By Drew Luther, Hidden Valley High School
As students pile on Advanced Placement and Dual Enrollment classes, one has to wonder whether it will do them any good in the end.
These classes are set up in a way that students can get college credit for classes they take during high school. This can help defray the cost of college, since some classes required to get a college degree are able be taken while a student is still attending high school.
According to Elizabeth Wilmer, Vice President of Academic and Student Affairs at Virginia Western Community College (VWCC), each school chooses its own cost for Dual Enrollment classes, but a majority of fees are less than what it would cost to take the class at Virginia Western as a college student.
In fact, according to a letter given to all Hidden Valley High students in March, Dual Enrollment classes for the 2013-2014 school year will be offered free of charge. This letter was signed by Ken Nicely, the Director of Secondary Instruction and Technology for Roanoke County Public Schools.
Dual enrollment courses are often run through community colleges. For example, the dual enrollment courses offered at Roanoke County Schools are run by Virginia Western. The classes are taught by the college’s approved teachers and have the same class objectives as the courses at VWCC.
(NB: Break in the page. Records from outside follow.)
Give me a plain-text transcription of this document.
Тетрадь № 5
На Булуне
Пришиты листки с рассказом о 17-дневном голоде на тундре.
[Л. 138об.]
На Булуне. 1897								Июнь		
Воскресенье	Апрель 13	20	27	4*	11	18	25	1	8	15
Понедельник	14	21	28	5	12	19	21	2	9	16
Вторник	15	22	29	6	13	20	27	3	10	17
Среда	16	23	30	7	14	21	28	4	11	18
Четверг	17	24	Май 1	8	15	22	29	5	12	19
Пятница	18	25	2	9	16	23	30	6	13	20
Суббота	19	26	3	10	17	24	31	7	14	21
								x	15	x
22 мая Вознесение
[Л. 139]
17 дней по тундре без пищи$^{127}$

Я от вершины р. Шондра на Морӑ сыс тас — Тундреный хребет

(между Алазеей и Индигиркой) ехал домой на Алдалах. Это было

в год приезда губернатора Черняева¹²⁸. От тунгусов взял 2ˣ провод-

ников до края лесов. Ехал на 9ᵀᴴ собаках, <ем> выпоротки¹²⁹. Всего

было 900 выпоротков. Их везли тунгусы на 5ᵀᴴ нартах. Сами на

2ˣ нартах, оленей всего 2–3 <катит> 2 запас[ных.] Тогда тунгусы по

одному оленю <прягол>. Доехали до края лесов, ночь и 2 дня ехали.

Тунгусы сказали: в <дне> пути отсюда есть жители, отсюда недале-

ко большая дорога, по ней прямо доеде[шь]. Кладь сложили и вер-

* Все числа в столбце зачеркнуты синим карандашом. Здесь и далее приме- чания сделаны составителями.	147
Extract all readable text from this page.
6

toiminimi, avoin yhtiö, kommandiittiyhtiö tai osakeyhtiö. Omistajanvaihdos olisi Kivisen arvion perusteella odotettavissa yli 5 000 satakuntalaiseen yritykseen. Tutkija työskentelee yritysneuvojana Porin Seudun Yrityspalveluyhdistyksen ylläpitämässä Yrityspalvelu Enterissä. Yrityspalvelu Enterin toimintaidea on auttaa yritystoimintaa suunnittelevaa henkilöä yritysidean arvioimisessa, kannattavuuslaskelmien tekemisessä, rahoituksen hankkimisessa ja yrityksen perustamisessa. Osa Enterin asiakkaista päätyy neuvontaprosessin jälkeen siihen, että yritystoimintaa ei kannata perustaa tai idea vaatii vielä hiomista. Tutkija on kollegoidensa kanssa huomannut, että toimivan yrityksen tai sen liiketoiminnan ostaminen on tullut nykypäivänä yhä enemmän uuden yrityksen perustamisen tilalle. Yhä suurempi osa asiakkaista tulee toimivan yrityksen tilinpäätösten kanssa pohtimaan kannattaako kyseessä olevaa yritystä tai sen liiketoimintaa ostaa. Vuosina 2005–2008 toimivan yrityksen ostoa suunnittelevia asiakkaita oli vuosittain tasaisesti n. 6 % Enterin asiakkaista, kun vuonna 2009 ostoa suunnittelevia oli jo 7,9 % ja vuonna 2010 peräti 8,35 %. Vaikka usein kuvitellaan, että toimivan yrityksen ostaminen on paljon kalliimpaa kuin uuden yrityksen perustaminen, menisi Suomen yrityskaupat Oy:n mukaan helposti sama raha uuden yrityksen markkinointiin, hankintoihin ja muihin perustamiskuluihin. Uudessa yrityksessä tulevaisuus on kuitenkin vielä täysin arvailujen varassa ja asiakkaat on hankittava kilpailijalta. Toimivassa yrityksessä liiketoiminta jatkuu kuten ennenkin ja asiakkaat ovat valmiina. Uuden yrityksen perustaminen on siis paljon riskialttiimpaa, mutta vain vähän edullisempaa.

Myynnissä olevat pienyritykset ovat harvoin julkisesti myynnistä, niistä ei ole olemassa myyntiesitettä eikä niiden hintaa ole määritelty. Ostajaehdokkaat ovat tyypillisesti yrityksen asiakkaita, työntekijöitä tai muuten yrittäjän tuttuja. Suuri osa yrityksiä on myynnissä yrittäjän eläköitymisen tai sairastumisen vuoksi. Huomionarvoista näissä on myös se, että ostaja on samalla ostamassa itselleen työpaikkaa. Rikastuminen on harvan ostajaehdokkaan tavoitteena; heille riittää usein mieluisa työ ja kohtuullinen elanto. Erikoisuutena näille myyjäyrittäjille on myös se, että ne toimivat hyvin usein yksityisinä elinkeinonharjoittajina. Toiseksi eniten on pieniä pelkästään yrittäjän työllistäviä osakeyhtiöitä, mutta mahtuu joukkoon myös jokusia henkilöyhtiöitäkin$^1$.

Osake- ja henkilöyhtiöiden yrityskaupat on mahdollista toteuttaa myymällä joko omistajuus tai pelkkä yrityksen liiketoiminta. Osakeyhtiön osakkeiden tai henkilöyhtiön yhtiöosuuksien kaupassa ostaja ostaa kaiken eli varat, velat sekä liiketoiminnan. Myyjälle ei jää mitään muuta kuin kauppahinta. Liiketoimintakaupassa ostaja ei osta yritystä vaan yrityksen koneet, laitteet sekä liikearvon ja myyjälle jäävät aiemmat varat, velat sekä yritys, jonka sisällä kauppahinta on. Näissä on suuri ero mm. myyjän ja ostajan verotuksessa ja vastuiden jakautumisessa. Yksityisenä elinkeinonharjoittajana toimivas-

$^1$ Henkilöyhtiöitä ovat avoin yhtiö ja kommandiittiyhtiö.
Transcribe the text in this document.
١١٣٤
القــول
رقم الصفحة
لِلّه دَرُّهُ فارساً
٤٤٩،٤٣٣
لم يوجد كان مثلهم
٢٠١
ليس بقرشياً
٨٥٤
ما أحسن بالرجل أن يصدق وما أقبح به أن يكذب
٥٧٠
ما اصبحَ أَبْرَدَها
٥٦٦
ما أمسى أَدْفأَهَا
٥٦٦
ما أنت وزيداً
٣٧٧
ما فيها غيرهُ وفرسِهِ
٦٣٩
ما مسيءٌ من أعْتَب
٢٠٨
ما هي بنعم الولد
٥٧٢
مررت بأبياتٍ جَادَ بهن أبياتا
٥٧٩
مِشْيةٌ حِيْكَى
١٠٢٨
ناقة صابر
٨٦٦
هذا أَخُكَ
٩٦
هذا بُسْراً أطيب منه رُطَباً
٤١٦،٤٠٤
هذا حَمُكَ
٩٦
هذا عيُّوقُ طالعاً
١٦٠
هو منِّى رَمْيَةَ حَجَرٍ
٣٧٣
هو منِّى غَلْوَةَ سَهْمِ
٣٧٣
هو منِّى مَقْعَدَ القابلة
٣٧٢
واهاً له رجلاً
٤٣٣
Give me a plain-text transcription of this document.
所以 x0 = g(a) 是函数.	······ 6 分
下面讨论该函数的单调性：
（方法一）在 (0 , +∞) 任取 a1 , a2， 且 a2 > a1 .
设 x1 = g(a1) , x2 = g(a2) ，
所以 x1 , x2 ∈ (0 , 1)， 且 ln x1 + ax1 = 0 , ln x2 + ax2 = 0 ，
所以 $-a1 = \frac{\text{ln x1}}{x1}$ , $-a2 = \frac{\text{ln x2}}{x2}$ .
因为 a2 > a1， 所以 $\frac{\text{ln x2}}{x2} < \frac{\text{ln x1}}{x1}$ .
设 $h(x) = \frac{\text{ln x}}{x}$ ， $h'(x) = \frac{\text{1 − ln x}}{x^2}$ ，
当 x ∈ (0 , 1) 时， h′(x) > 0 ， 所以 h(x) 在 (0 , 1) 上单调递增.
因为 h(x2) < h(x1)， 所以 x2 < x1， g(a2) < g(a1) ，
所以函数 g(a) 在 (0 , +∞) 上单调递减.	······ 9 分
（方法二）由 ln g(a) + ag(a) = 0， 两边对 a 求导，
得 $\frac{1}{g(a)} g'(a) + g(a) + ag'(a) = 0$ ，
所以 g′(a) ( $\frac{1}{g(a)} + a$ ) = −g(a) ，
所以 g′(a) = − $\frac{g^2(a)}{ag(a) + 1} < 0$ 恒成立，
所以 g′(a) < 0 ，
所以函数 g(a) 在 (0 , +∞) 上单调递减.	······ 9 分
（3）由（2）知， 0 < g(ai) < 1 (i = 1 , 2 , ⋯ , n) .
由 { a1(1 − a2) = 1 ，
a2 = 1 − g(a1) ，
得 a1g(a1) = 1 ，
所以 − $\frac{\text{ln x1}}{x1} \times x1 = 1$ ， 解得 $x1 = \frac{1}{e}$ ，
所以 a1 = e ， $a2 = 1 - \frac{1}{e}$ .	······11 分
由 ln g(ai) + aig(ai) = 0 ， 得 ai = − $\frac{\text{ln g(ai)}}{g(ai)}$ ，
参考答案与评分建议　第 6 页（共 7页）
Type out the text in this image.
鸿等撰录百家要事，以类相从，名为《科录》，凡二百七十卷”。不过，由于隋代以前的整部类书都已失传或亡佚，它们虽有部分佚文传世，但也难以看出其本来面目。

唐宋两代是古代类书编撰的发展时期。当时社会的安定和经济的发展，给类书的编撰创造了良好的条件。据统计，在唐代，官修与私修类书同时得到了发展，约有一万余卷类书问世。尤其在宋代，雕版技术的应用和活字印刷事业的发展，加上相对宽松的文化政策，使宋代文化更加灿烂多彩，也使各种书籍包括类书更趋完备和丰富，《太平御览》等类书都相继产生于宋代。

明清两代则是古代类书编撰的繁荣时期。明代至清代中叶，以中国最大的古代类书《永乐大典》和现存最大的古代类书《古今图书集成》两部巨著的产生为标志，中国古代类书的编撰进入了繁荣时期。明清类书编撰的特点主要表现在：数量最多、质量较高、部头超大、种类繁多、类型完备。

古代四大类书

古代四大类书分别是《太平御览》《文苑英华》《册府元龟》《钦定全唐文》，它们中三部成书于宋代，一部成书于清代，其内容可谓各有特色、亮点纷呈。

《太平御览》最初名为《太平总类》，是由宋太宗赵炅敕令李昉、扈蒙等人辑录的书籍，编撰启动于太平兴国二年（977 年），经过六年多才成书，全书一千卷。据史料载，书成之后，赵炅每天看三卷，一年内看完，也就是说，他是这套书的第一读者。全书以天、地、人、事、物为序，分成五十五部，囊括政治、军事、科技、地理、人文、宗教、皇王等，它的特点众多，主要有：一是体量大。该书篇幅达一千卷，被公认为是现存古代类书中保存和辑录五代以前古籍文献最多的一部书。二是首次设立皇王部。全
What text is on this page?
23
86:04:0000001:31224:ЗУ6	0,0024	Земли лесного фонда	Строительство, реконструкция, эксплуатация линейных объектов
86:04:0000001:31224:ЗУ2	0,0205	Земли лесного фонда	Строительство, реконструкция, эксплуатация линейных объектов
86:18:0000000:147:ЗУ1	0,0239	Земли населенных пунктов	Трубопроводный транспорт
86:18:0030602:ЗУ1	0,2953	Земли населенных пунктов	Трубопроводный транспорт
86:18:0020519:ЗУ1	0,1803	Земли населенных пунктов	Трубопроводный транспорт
These courses give college credit for passing with a grade of a ‘C,’ which can help students who may not score highly on the AP exam. But Wilmer says to be cautious.
“A student should only take a Dual Enrollment course if he or she feels academically prepared for it,” Wilmer said.
Advanced Placement (AP) classes are run through College Board, a non-profit membership organization.
These classes are considered more rigorous and students are required to take an exam at the end of the year. These AP Exams include information taught during the entire school year, and the scores of these exams decide whether or not the student will receive college credit for the course.
However, a problem can occur when a college counts separate AP classes as one. This differs between colleges. Advanced placement U.S. history and world history classes are offered at Roanoke Schools.
But according to the University of Virginia’s AP exam credit site, the school counts the credits from both classes as satisfying the same course requirement.
On the other hand, according to Virginia Tech’s AP credit equivalency chart on their website, the school accepts these credits as satisfying two class requirements: U.S. history and world history, respectively.
For the high school classes, credits for AP English 11 and English 12, count for two different class requirements in high school, but as the same class requirement in college credit at Virginia Tech.
The differences between college credit equivalency occur because separate departments choose which credits count for which classes.
Linda Bailey, assistant registrar at Virginia Tech said each department head looks at the AP exam for different courses to see what the tests cover. Then they decide which classes will match up with their own requirements. These decisions can also change from year to year.
All in all college credit during high school can save college-minded teenagers money and time, but it should only be done if students are ready for a rigorous course load.